Oceanos esquentam e quebram recordes de temperatura às vésperas de super El Niño
Centro Europeu de Previsões Meteorológicas alerta que superfície do mar atingirá máximas históricas em questão de dias

O serviço de monitoramento climático da União Europeia informou nesta sexta-feira (8) que as águas dos oceanos estão próximas de alcançar níveis de temperatura jamais registrados anteriormente. Esse aumento rápido do aquecimento ocorre em um período decisivo, em que o planeta se encaminha para a possível formação de um evento El Niño que pode apresentar intensidade acima do normal.

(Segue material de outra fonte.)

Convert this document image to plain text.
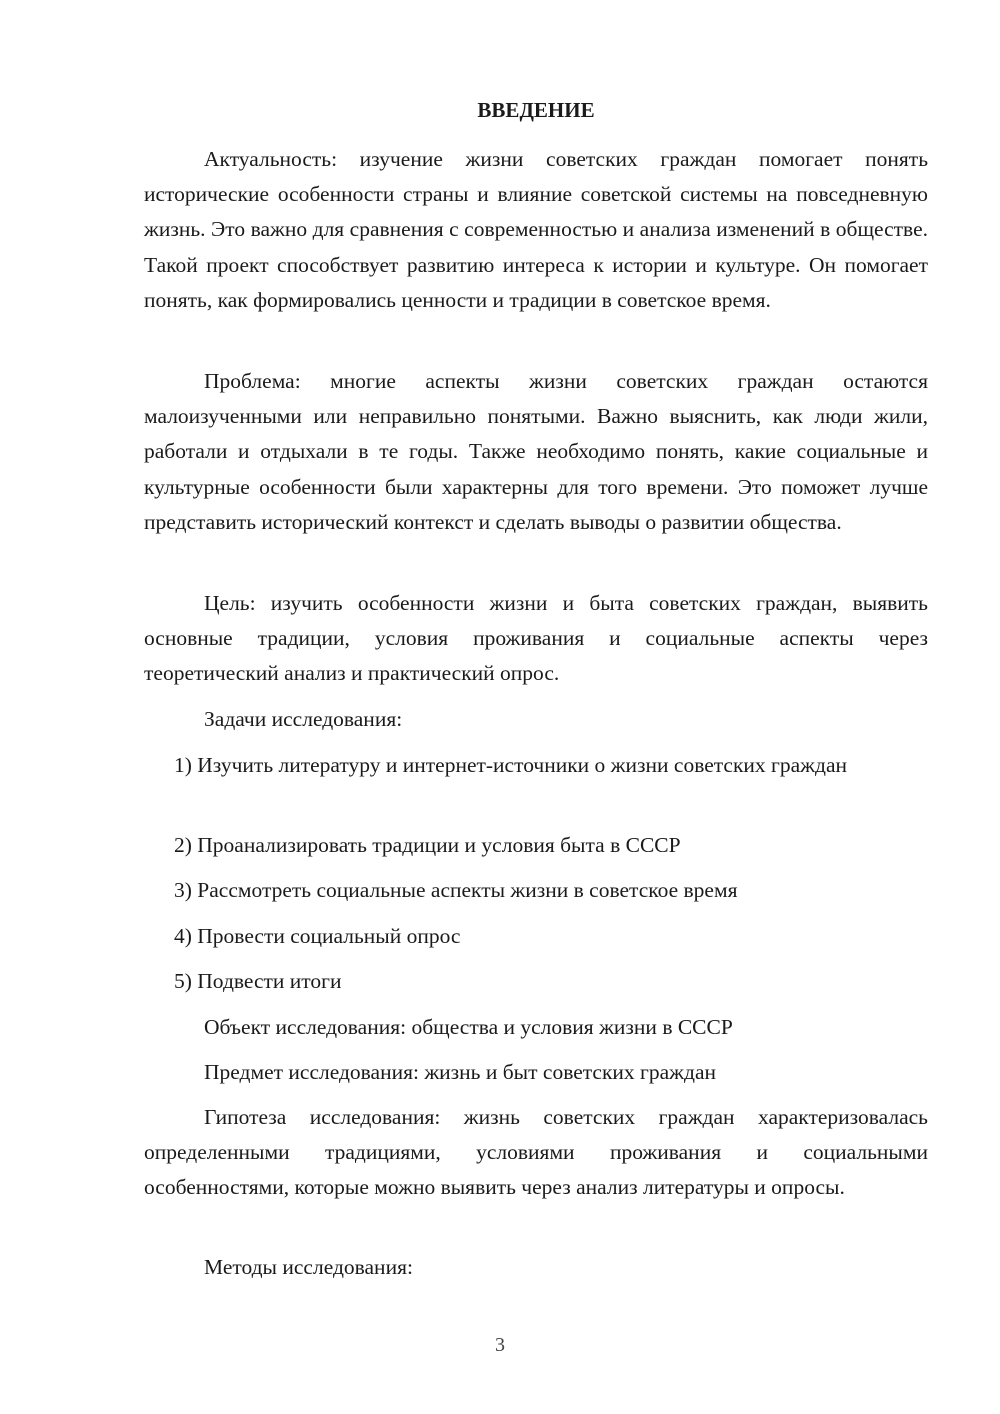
ВВЕДЕНИЕ

Актуальность: изучение жизни советских граждан помогает понять исторические особенности страны и влияние советской системы на повседневную жизнь. Это важно для сравнения с современностью и анализа изменений в обществе. Такой проект способствует развитию интереса к истории и культуре. Он помогает понять, как формировались ценности и традиции в советское время.

Проблема: многие аспекты жизни советских граждан остаются малоизученными или неправильно понятыми. Важно выяснить, как люди жили, работали и отдыхали в те годы. Также необходимо понять, какие социальные и культурные особенности были характерны для того времени. Это поможет лучше представить исторический контекст и сделать выводы о развитии общества.

Цель: изучить особенности жизни и быта советских граждан, выявить основные традиции, условия проживания и социальные аспекты через теоретический анализ и практический опрос.

Задачи исследования:

1) Изучить литературу и интернет-источники о жизни советских граждан

2) Проанализировать традиции и условия быта в СССР

3) Рассмотреть социальные аспекты жизни в советское время

4) Провести социальный опрос

5) Подвести итоги

Объект исследования: общества и условия жизни в СССР

Предмет исследования: жизнь и быт советских граждан

Гипотеза исследования: жизнь советских граждан характеризовалась определенными традициями, условиями проживания и социальными особенностями, которые можно выявить через анализ литературы и опросы.

Методы исследования:

3
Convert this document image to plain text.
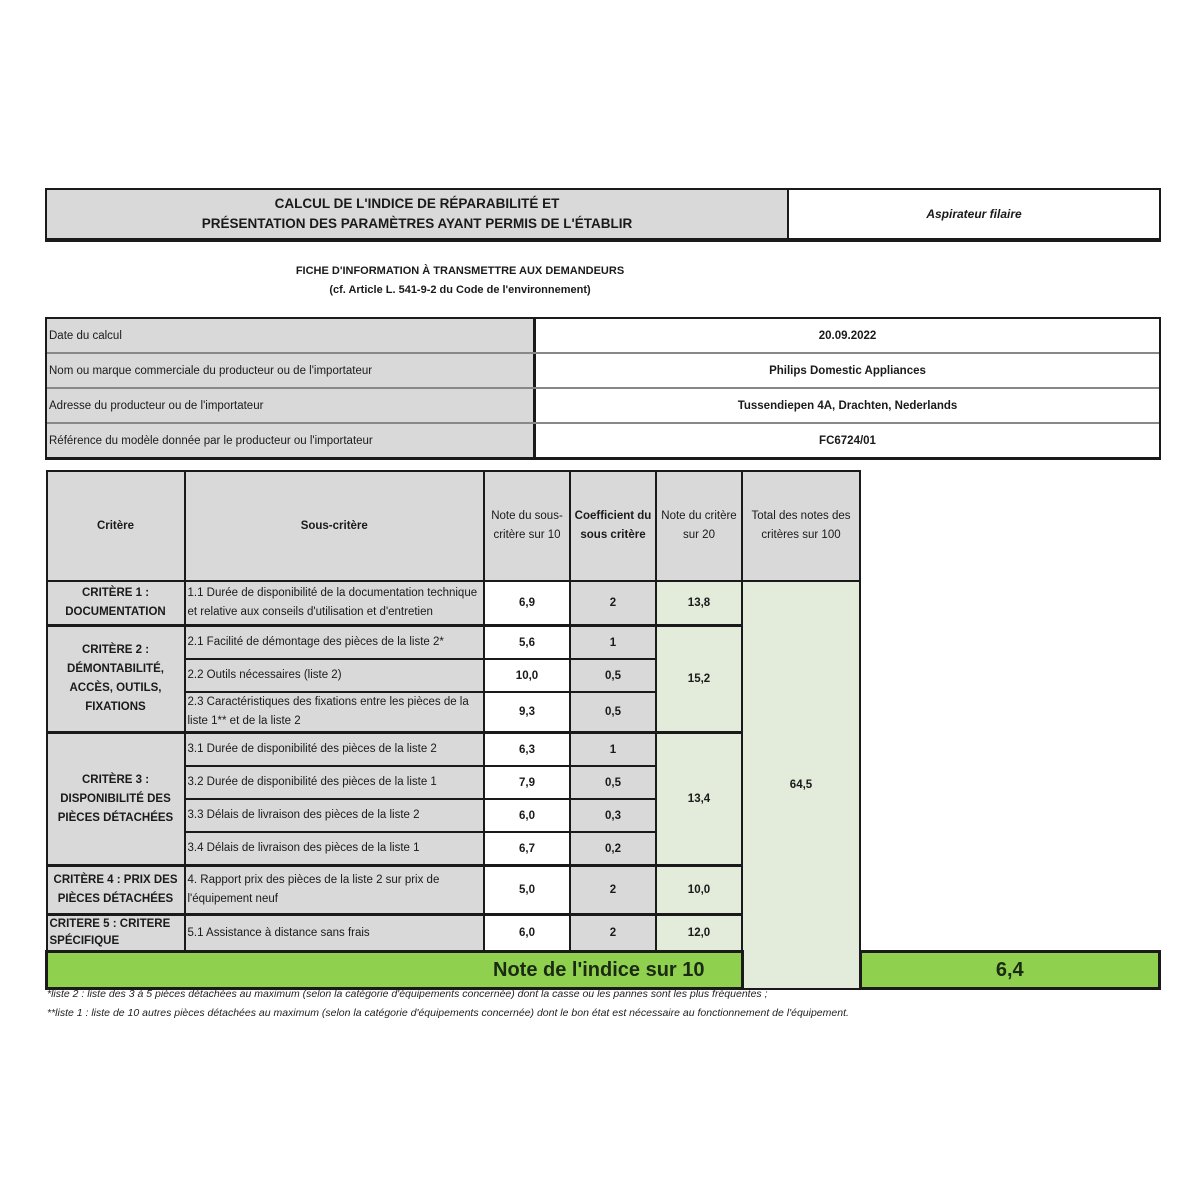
CALCUL DE L'INDICE DE RÉPARABILITÉ ET
PRÉSENTATION DES PARAMÈTRES AYANT PERMIS DE L'ÉTABLIR
Aspirateur filaire
FICHE D'INFORMATION À TRANSMETTRE AUX DEMANDEURS
(cf. Article L. 541-9-2 du Code de l'environnement)
Date du calcul	20.09.2022
Nom ou marque commerciale du producteur ou de l'importateur	Philips Domestic Appliances
Adresse du producteur ou de l'importateur	Tussendiepen 4A, Drachten, Nederlands
Référence du modèle donnée par le producteur ou l'importateur	FC6724/01
Critère	Sous-critère	Note du sous-critère sur 10	Coefficient du sous critère	Note du critère sur 20	Total des notes des critères sur 100	
CRITÈRE 1 : DOCUMENTATION	1.1 Durée de disponibilité de la documentation technique et relative aux conseils d'utilisation et d'entretien	6,9	2	13,8	64,5	
CRITÈRE 2 : DÉMONTABILITÉ, ACCÈS, OUTILS, FIXATIONS	2.1 Facilité de démontage des pièces de la liste 2*	5,6	1	15,2		
	2.2 Outils nécessaires (liste 2)	10,0	0,5			
	2.3 Caractéristiques des fixations entre les pièces de la liste 1** et de la liste 2	9,3	0,5			
CRITÈRE 3 : DISPONIBILITÉ DES PIÈCES DÉTACHÉES	3.1 Durée de disponibilité des pièces de la liste 2	6,3	1	13,4		
	3.2 Durée de disponibilité des pièces de la liste 1	7,9	0,5			
	3.3 Délais de livraison des pièces de la liste 2	6,0	0,3			
	3.4 Délais de livraison des pièces de la liste 1	6,7	0,2			
CRITÈRE 4 : PRIX DES PIÈCES DÉTACHÉES	4. Rapport prix des pièces de la liste 2 sur prix de l'équipement neuf	5,0	2	10,0		
CRITERE 5 : CRITERE SPÉCIFIQUE	5.1 Assistance à distance sans frais	6,0	2	12,0		
Note de l'indice sur 10						6,4
*liste 2 : liste des 3 à 5 pièces détachées au maximum (selon la catégorie d'équipements concernée) dont la casse ou les pannes sont les plus fréquentes ;
**liste 1 : liste de 10 autres pièces détachées au maximum (selon la catégorie d'équipements concernée) dont le bon état est nécessaire au fonctionnement de l'équipement.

Samantha Burgess, responsável pela estratégia climática no Centro Europeu de Previsões Meteorológicas de Médio Prazo, declarou que as temperaturas da superfície dos oceanos nos últimos dias já estão muito próximas dos recordes históricos registrados em 2024. “É uma questão de dias até voltarmos a ter temperaturas recordes na superfície do mar”, afirmou em entrevista à Agência France-Presse.
Segundo o sistema Copernicus Climate Change Service, as temperaturas médias diárias dos oceanos em abril vêm aumentando de forma constante, chegando perto dos níveis mais elevados já observados. O mês anterior registrou o segundo maior valor histórico para a temperatura dos mares, com ondas de calor oceânicas atingindo marcas recordes principalmente na região entre o Pacífico tropical e a costa oeste dos Estados Unidos.

Previsões probabilísticas da temperatura do ar à superfície e da precipitação para a estação de maio a julho de 2026. – Imagem: OMM
A Organização Meteorológica Mundial já havia alertado no mês passado que as condições favoráveis ao fenômeno El Niño poderiam se formar entre maio e julho. Esse evento, que faz parte da variação natural do clima no Pacífico, tem capacidade de alterar padrões globais de precipitação e temperatura, aumentando o risco de secas intensas, enchentes e outros eventos extremos.
O agravante é que o El Niño ocorre sobre um oceano já significativamente aquecido pelo uso de combustíveis fósseis — os mares absorvem cerca de 90% do excesso de calor gerado pelas atividades humanas. O episódio mais recente, entre 2023 e 2024, contribuiu para que esses anos fossem, respectivamente, o segundo e o mais quente já registrados.
Agora, algumas instituições meteorológicas estimam que o próximo El Niño pode ter intensidade ainda maior, podendo se aproximar do chamado “super El Niño” ocorrido há cerca de três décadas. O cientista Zeke Hausfather, da Berkeley Earth, afirmou recentemente que um evento forte aumentaria significativamente a probabilidade de 2027 se tornar o ano mais quente da história das medições.
Samantha Burgess, da Centro Europeu de Previsões Meteorológicas de Médio Prazo, afirmou concordar com essa possibilidade, embora destaque que ainda é cedo para definir com precisão a intensidade do fenômeno — já que previsões feitas durante a primavera no Hemisfério Norte podem apresentar margens de erro. “É provável que 2027 ultrapasse 2024 como o ano mais quente já registrado”, disse ela. A pesquisadora também ressaltou que os efeitos do El Niño sobre a temperatura média global costumam se tornar mais evidentes no ano seguinte ao pico do evento.
Extremos em terra e no mar
O relatório mensal do Copernicus Climate Change Service também indicou que abril foi o terceiro mês mais quente já registrado globalmente, com temperaturas cerca de 1,43°C acima da média do período pré-industrial (1850–1900). Além disso, a extensão do gelo marinho no Ártico continuou próxima dos menores níveis já observados, enquanto a Europa se prepara para um verão potencialmente mais quente e seco, com aumento do risco de estiagens e incêndios florestais.
“Continuamos a presenciar eventos extremos. Todos os meses, temos mais dados que comprovam que o impacto das mudanças climáticas está criando esses extremos”, concluiu Burgess.